Rebrand Your Verbal Personal Brand
Make 2025 the year to level up your personal brand's verbal identity. This isn’t about sounding smart. It’s about engaging your audience with your unique tone of voice.
Have you defined the verbal identity of your personal brand? The words you choose don’t just communicate their meaning; they communicate what you represent.
If you want to pinpoint your verbal personal brand and level up its tone of voice in 2025, try these tips:
1. Read regularly and widely
You are who you spend your time with. Seek inspiration from books. Becoming a regular reader will naturally elevate your vocabulary.
Research compared the knowledge of TV watchers to readers. As a reader, you know more and have better analytical skills, improving your judgement and problem-solving. Books, magazines and written text also use more unique words than television. This improves your vocabulary and communication skills.
Read books, blogs or articles. Read across different disciplines. Being interested in different things will make your personal brand interesting to others. One caveat to remember though is that the best relationships are built by being interested in others.
2. Listen and learn actively, not passively
The Learning Pyramid tells us that we only retain 10% of what we read, meaning reading is highly passive. Make the effort to make it an active activity.
In your reading or listening, pause when you stumble across words you’re unfamiliar with.

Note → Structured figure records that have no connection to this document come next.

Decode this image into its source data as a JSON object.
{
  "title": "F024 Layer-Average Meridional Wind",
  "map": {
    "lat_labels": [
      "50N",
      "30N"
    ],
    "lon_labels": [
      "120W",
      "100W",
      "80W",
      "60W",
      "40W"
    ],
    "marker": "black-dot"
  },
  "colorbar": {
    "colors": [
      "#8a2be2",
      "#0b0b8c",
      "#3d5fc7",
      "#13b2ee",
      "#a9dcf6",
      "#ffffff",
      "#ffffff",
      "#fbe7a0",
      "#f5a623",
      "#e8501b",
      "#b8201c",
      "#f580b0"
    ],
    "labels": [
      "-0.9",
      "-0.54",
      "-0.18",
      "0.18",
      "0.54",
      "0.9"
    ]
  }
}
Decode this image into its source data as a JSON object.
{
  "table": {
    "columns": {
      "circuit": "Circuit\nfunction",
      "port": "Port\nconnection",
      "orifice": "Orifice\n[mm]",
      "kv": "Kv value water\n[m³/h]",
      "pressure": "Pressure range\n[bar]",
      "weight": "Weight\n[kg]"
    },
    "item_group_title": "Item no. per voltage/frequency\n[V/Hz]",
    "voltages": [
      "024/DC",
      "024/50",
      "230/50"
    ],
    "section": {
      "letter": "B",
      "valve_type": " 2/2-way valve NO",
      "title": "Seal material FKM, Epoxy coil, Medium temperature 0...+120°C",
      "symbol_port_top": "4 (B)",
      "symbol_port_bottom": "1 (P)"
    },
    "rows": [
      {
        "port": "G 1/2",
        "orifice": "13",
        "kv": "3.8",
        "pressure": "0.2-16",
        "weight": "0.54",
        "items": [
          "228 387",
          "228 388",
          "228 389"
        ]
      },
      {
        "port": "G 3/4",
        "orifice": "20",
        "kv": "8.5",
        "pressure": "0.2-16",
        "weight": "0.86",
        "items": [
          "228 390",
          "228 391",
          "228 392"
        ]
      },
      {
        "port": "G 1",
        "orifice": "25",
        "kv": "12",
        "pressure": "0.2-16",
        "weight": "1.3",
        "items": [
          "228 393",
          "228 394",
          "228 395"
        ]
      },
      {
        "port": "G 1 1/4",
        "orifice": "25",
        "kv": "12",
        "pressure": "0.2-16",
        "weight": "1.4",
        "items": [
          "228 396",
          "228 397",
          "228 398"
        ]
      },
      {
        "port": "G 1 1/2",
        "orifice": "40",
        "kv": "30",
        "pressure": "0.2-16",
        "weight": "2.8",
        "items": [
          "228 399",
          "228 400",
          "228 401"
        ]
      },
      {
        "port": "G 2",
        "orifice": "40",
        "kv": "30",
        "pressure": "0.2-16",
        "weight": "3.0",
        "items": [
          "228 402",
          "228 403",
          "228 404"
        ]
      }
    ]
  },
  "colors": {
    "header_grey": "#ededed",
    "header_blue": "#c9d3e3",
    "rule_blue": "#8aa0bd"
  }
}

Don’t just be content with acknowledging that you don’t know what a word means. Reignite the child-like curiosity that built your vocabulary to begin with.
As I read eBooks, whenever I find a word I don’t know, with a simple touch of a button - while remaining in the app - I look up the definition of the word.
When you’re listening to podcasts or watching videos, take a moment to learn any unfamiliar words.
3. Create a list of captivating words
Energy flows where your attention goes. When you start to care about words, you start to notice what most captivates your attention. When you’re listening to a friend or colleague, or listening to a podcast or video, notice the words and phrases that piqued your curiosity or seemed an engaging choice.
My late dad ended his voicemail with:
“Have a tremendous day.”
It stood out. My sister mentioned it in his eulogy. He chose the more special word, where most would have said “good” or “great”.
Let me be very clear though: having a unique verbal personal brand isn’t about sounding smart. Simplicity is the ultimate form of sophistication in communicating verbally. This applies whether you are speaking or writing. But, a sprinkle of a few unique choices can add personality to your verbal personal brand. It can engage and increase your credibility.
Research has shown that people who sound more articulate are often perceived as more intelligent, educated and competent. Professionally and personally, this can have obvious advantages for your personal brand. For example, studies have shown this can enhance your perceived leadership qualities, credibility and persuasiveness.
In The Unfair Advantage, Ash Ali and Hasan Kubba say:
“Your Status is your personal brand. It is how others see you. It is your social standing, your appearance, gender, age, how you dress, stand, and talk. It’s also your perceived credibility.”
4. Define your personal brand’s verbal identity
Define your personal brand’s desired tone of voice using up to five words. This is an exercise I ask my personal brand coaching clients to try. This should stem naturally from your personal brand’s personality. Then, commit those five traits to memory.
You can also take things further for your verbal personal brand by defining what is on-brand and what is off-brand for each element. For example, if you want to have an elegant tone of voice, excessive swearing would be an example of an off-brand tone of voice for your personal brand. With just a few simple dot points under each element, you’d be surprised at the effect this can have on your verbal personal brand. From time to time, I think of my five traits when I am writing my emails or my blogs. After leaving a meeting, I do a quick sense check to see if I represented the desired tone of voice for my personal brand.
5. Practise your personal brand’s desired verbal identity
You could practise your speaking in the one-off presentation your boss asks you to give. Or, you could have a weekly podcast and/or YouTube channel and practise your speaking skills every week. You could write a monthly report. Or, you could refine your writing in a weekly blog or LinkedIn articles that force you to regularly master your words.
In the Learning Pyramid, the highest-ranking retention rates come from teaching at 90%. Doing scores, 75% and discussion, 50%. Any of these activities will help your learning become a more active undertaking.
6. Measure your verbal brand
One of my favourite things about using Grammarly is the weekly email report you receive about your writing. This includes tracking the tone of voice of your personal brand - an easy way to see if your desired and actual tone of voice of your personal brand are aligned.
The report also assesses the uniqueness of your vocabulary against other Grammarly users.
7. Speak the other person’s language
In the book How to Talk to Anyone, Leil Lowndes discusses the importance of anatomically correct emphasisers. People experience the world through their senses. And for most, perceptions have preferences. One sense will usually dominate our perceptions. It’s not that it’s physically stronger, but it’s our most preferred way to experience the world around us. For example, does something ‘look good’ or ‘sound good’? Or, can you ‘feel it in the air’, ‘smell it in the air’ or ‘taste it in the air’?
Neurolinguistic Programming (NLP) recommends listening to others' preferred senses and then speaking through those senses.
All the best for levelling up your personal brand’s verbal identity in 2025!